A unique approach to crunching website visitor data promises the best of both worlds between accuracy and privacy.
Data leaned from people's behaviour online is an important tool in everything from marketing to social planning, but consumers lose control over their privacy the more data is collected about them.
The trick is in knowing as much about you without identifying you as an individual, and computer scientists from Saarland University and the Center for IT Security, Privacy and Accountability (CISPA), in Germany, and the Italian IMT Institute for Advanced Studies might have cracked the code.
Their technology, known as Privada, uses peer-to-peer file sharing as the inspiration to send parts of website visitor data to different servers for processing and storage.
When Privada collects a behavioural metric on visitors (women aged 35-45, for example) it sends it to a third-party server. Other metrics are sent to other servers, so no central database has the complete picture.
Each server then adds up to 10 per cent of data "noise" to their records, enough to keep any single user from being identified and leaving the reassembled data 90 per cent accurate.
"It's a bit like tearing a picture apart and giving pieces to friends," explains PhD student Fabienne Eigner, who is part of the development team. "They can only see the whole image if they put their pieces together."
At that rate of accuracy it would still be of value to some businesses.
Bert-Jan van Essen spokesman for Singapore wealth-management provider Dragon Wealth said even aggregated data that doesn't identify individual users is "extraordinarily useful". The company collects contextual information about its users based on questions and online behaviour.
"It's not necessary for us to know who the user is to explain what other people are doing," he says.

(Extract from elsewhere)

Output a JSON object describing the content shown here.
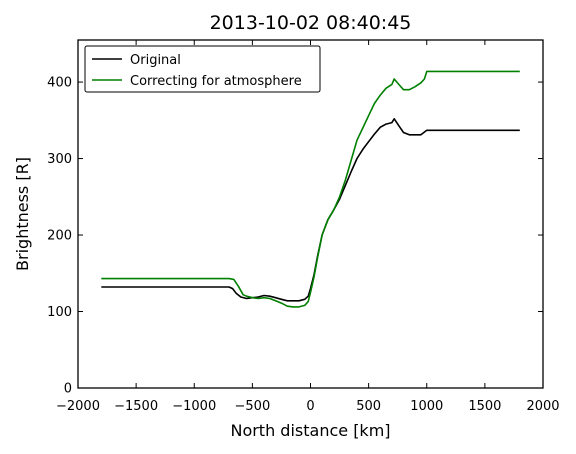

Thomas P Keenan, adjunct professor of computer science at the University of Calgary and author of the book Technocreep, isn't convinced.
He refers to a paper written by the Privada team that says the system assumes "the majority of the computation parties are not colluding", something Dr Keenan considers the "pre-Snowden"world.
"All our internet traffic is being monitored and collected, at least by governments and quite possibly by others," he said. "Someone with good cryptographic expertise could attack the cryptography if they had enough reason to do it."
And rather than find better ways to collect data, chief compliance and risk officer Dana Simberkoff, of compliance and governance software vendor AvePoint believes giving users control over what websites collect is even more important.
"The only way to fully ensure consumer privacy protection is not to take their information at all," she says. "It comes back to educating consumers on the risks they're taking with their data and transparency and accountability from those who collect it."
Privada project lead Dr Aniket Kate said while the project's architecture and basic implementation are ready, more needs to be done to usability and interface before it can be made public.
There was no significant commercial interest in the technology yet, but he said the team would publish a new scientific paper, after which commercial interest would follow.